Obwohl ich Mann bin und mich auch so fühle, kann ich beim „normal“, besser gesagt „anders“ zu sein, trefflich mitreden. Denn ich leide unter Misophonie, eine sehr seltene und vielen Menschen unbekannte Wahrnehmungsstörung. Aus eigener Erfahrung kann ich daher sehr gut nachempfinden, wie es ist, mit einer „nicht normalen“ Wahrnehmung klar kommen zu müssen. Ausgesucht habe ich mir das nicht. Natürlich nicht. Genauso wenig wie all jene, die Schwierigkeiten haben, ihre eigene Geschlechtlichkeit zu erkennen.
Was ist schon normal?
Damit alle „normal“ Hörenden meine skeptische Sichtweise beim „Gendern“ nachvollziehen können, zunächst ein kurzer Abstecher in die Misophonie. Alltagsgeräusche, die kein „normaler“ Mensch wahrnimmt, lösen bei mir quälende psychovegetative Schmerzen aus. Popelige Geräusche etwa, die entstehen, wenn jemand die Nase hochzieht. Das passiert ständig, tagaus, tagein, an der Kasse beim Aldi etwa, im Bus, oder in einer Gruppe von Menschen, die sich bei Regen unterstellen.
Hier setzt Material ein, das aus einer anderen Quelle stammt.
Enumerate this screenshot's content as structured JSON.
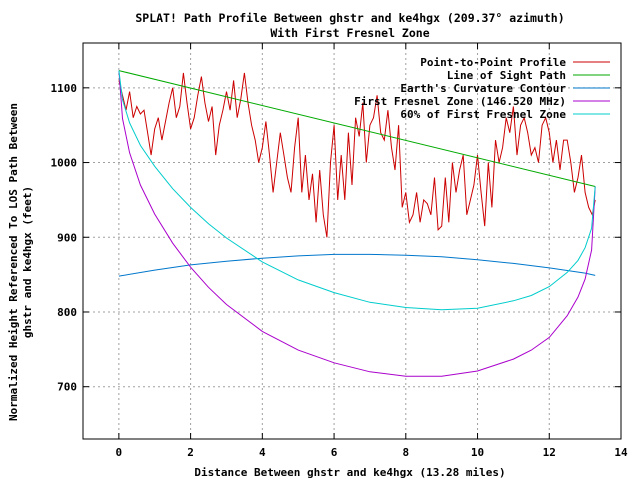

Bewältigen kann ich solche Situationen nur, indem ich mir umgehend Schallschutzkopfhörer aufsetze oder Wachskugeln in die Ohren stopfe. Alle normalen Menschen schütteln verständnislos den Kopf, dass lächerlich leise Töne mich an den Rand des Wahnsinns treiben könnten. Denn rein äußerlich sieht man mir meine Beeinträchtigung nicht an. Nur Betroffene können verstehen, wie ausgeschlossen, ausweglos, vor allem aber unverstanden sich Misophoniker in solchen Momenten fühlen.
Daher kann ich sehr gut nachvollziehen, wie unverstanden, einsam und ausgeschlossen sich Menschen fühlen müssen, die äußerlich aussehen wie ein Mann oder eine Frau, innerlich jedoch etwas anderes spüren. Daher kann ich verstehen, wenn kleine Sternchen, Unterstriche oder Doppelpunkte helfen sollen, dass sich Betroffene als gleichwertiges Mitglied der menschlichen Gemeinschaft erleben sollen.
Die Kehrseite der Medaille: Allen Nicht-Betroffenen (das sind die weitaus meisten Menschen!) wird mit dieser Zuwendung einiges zugemutet. Rücksicht nehmen zu müssen kann anstrengend sein. Auch bei der Sprache. Sonderzeichen hemmen den Lesefluss. Das Zuhören fällt schwerer, wenn Sprechende vor jedem „innen“ eine kurze Kunstpause einlegen. Permanent Partizipien zu bemühen, macht es auch nicht besser. Eher schlechter. Für mein Empfinden geht durch die inflationäre Verwendung von Mittelwörtern ein Stück Menschlichkeit verloren. Kurzum: Was wenige als angenehm empfinden, verlangt der Mehrheit einiges ab.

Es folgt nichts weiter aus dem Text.